James Rising is a Renaissance man’s Renaissance man.
He’s a family doctor, veterinarian, engineer, pilot and former Navy flight surgeon.
“When you get more initials behind your name than you have in front of it, then it’s time to quit,” Rising said with a chuckle recently at his home on the shore of Hauser Lake.
Rising, 51, will start work soon at the Silver Valley Medical Center, a struggling Silverton hospital that re-opened in December 1994 after three years in mothballs.
Rising looks the epitome of the country doctor, with his boots, flannel shirt and graying beard. And it’s not play-acting - he’s neutered the neighbor’s cats and sutured a horse that tangled with some barbed wire.
He stitched up the thumb a neighbor boy sliced open with a new jackknife. He delivered a friends’ puppies, then prescribed an anti-inflammatory for the owner’s arthritic shoulder.
“I don’t mind being called a country doctor or a horse doctor,” he said. “I’m a small-town person.”
Hospital officials have said recruiting another doctor is key to the success of the hospital, which now relies almost entirely on Dr. Chris Christensen.
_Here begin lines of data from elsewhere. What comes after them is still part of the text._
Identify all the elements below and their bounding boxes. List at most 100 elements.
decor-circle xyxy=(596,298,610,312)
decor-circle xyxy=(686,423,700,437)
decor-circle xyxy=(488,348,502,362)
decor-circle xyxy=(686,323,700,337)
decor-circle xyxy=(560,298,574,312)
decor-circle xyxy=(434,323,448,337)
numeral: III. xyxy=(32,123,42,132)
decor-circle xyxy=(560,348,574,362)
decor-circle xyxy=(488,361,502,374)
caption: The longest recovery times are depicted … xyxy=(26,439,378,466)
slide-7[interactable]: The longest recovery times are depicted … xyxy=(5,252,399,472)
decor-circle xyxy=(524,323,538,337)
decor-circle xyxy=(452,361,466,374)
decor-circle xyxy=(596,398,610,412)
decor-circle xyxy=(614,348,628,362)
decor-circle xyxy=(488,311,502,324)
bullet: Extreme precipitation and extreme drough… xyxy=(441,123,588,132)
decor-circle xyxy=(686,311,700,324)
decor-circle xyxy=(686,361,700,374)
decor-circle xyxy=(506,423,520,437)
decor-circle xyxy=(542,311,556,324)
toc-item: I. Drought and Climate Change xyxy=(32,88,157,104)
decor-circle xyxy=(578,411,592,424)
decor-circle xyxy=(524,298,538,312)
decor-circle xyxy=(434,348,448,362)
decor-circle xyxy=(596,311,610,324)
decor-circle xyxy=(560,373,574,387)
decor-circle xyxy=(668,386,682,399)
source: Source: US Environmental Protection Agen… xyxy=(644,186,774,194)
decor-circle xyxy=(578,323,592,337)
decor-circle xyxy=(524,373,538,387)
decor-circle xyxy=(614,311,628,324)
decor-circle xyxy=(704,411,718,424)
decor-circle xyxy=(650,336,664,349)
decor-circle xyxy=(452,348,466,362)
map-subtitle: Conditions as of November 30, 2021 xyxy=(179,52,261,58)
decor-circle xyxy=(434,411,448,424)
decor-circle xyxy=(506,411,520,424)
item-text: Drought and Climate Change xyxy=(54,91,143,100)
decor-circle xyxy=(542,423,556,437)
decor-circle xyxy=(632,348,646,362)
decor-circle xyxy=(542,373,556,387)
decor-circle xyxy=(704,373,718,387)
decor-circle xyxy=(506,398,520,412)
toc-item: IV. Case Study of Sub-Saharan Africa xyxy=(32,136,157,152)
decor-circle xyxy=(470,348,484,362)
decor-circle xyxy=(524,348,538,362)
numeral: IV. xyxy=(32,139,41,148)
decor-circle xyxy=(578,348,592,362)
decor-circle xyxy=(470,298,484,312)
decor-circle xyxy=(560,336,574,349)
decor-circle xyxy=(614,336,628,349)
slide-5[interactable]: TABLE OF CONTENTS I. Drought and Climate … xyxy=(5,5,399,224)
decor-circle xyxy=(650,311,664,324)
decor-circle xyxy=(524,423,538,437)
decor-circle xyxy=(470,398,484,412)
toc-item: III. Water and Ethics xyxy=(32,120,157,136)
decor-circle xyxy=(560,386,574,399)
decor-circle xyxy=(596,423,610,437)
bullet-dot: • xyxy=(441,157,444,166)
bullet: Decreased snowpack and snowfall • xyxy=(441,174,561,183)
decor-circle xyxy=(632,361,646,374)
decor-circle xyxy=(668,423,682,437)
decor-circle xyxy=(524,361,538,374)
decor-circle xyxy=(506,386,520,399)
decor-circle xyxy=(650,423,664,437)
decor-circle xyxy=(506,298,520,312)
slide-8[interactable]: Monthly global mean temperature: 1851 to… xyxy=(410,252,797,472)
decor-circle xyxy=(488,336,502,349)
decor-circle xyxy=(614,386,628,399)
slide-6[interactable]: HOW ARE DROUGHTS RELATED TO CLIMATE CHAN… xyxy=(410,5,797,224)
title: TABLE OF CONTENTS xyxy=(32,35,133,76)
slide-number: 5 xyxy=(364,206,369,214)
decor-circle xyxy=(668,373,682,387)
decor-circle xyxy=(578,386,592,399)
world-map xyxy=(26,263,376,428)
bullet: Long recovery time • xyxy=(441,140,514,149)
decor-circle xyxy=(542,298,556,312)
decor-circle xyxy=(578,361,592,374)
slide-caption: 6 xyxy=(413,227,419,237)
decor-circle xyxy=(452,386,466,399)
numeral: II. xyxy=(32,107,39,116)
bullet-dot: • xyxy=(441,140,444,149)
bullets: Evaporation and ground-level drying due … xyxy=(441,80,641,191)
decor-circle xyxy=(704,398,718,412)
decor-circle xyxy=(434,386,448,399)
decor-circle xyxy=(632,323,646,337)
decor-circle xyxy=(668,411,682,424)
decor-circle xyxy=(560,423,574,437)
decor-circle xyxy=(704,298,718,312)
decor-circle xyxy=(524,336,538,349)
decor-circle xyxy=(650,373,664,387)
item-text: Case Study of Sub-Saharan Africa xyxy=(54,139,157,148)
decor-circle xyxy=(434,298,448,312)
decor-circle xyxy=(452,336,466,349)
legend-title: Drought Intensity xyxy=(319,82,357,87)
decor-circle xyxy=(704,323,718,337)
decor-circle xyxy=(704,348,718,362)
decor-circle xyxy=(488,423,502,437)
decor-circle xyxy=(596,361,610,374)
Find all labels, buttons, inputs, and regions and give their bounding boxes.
With Dr. Rising, hospital board member Robin Stanley said, the medical center expects to increase the number of patients and services.
“It’s really exciting for a hospital that was on its knees even a year and a half ago,” said Stanley.
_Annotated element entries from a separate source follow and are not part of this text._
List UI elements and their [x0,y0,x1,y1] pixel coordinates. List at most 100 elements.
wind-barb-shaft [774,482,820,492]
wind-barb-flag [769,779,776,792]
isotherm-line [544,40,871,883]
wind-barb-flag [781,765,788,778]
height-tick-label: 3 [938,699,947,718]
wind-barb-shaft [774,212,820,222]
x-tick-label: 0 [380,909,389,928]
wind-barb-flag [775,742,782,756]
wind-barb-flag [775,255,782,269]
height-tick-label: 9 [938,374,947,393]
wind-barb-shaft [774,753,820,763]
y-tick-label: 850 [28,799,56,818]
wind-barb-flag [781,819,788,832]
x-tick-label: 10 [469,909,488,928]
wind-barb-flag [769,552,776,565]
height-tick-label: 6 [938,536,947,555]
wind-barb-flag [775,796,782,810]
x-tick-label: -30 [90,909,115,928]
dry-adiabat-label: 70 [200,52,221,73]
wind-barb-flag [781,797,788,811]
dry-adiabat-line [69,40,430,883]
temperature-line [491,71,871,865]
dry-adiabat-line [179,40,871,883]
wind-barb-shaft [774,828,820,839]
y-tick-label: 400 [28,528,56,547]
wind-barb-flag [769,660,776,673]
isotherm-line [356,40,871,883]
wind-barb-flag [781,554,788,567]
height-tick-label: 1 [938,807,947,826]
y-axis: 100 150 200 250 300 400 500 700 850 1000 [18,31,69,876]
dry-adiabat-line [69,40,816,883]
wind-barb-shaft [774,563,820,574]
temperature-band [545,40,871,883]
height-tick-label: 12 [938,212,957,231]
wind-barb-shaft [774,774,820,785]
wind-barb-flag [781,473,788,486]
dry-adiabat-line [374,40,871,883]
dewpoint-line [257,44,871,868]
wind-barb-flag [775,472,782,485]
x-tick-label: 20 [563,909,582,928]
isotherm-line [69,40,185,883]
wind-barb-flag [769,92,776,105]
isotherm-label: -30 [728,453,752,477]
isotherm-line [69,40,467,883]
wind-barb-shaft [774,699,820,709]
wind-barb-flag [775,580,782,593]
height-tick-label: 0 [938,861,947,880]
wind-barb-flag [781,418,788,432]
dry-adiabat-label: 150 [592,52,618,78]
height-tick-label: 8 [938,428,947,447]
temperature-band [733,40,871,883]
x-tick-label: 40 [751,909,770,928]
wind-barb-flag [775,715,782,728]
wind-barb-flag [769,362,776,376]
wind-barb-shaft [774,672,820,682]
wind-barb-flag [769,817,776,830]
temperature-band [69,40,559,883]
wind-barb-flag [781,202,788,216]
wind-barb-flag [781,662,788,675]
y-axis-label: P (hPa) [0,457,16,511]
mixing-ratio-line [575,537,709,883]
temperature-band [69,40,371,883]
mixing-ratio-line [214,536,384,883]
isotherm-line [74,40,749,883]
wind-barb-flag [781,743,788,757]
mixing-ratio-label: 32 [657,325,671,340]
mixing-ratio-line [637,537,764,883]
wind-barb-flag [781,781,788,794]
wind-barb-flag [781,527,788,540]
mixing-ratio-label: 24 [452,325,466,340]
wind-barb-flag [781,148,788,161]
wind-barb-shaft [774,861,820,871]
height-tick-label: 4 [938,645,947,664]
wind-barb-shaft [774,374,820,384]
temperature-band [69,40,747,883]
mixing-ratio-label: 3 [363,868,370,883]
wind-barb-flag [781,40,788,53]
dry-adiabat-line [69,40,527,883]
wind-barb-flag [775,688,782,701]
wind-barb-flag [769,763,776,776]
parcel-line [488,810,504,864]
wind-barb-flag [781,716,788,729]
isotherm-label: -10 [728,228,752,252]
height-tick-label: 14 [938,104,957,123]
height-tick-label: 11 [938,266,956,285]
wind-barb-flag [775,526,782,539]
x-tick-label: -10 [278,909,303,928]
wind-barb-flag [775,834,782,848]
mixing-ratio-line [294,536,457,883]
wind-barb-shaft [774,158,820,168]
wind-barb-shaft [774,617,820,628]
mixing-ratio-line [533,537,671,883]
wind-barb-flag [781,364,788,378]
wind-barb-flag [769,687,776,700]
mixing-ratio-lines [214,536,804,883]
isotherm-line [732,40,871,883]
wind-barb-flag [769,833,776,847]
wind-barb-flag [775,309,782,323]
An Illinois farm boy, Rising worked for a veterinarian during high school. Some nights he’d sleep in barn stalls next to sick horses.
“You’ve seen ‘All Creatures Great and Small?’ It was that kind of practice,” he said.
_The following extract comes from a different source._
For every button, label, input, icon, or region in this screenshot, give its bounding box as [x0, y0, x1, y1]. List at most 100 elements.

“You’d see great big guys come in with little bitty dogs that were beyond saving, and would have to the euthanized. The guy would just be standing there with tears in his eyes.”
He graduated from veterinary school at the University of Illinois in 1966. Then, to indulge his fascination with bone structure and movement, he went to engineering school.
He decided he wanted to become a physician. But in 1969, he had three degrees, a 4-year-old daughter and a lot of college loans to pay off.
“Funds were short. I decided to go into (veterinary) practice for a few years, maybe five,” he said.
He liked it. He liked operating on dachshunds or beagles paralyzed by spinal problems, allowing them to walk again. When one dog’s paralysis was too severe to fix, Rising stripped the wheels off his daughter’s doll carriage, and made a tiny cart for the dog to lie on.
Rising liked being a veterinarian so much that the five years he’d planned to work turned into 17. He and his wife had two more children.
“I paid a lot of bills and got very comfortable and rooted,” he said.
Then he and his wife divorced. In the ensuing turmoil, he decided it was time to pursue the dream he’d left behind in 1969. He was 43 years old.
Twenty years after graduating from veterinary school, he enrolled at the University of Illinois’ medical school.
“I showed up the first day with a sport coat and tie on,” he said. “In vet school you wore a shirt and tie every day. That’s just the way it was.”
He was taken aback when his fellow students showed up in ripped jeans and T-shirts.
“I figured I’d better fit in. I bought some blue jeans and sweatshirts.”
Throughout medical school, he moonlighted as a veterinarian, sometimes working two 24-hour shifts a weekend at veterinary clinics.
He graduated in 1990 and came to Spokane for a one-year residency at Sacred Heart Medical Center.
A lieutenant in the Navy reserve, he then went on active duty as a flight surgeon. Two years ago, his foot tangled in a parachute strap while getting out of a jet fighter after a training exercise. He fell, tearing ligaments and rupturing two disks in his back.
After several surgeries at Navy hospitals, he returned “home” - to the Northwest and his new bride, Spokane nurse Susan Rising. Their home overlooks Hauser Lake.
“I’ve been all over the world with the military, and this is the most beautiful place I’ve seen,” he said. “It’d take a lot of C-4 (explosive) to get me out of here.”
The two hunt, ride horses and take care of their dogs, birds, horses and cats. Rising loves to hunt ducks and build wooden toys for his three grandchildren.
The walls of the couple’s home are covered with furs and skulls and muskets; a coonskin cap hangs in a corner.
Once Rising begins work in Silverton, the couple is going to look for land around Rose Lake. Rising’s had a lifelong dream to build a log cabin.
So what career will come next for Rising?
“Not plumbing,” he says, “I hate plumbing.”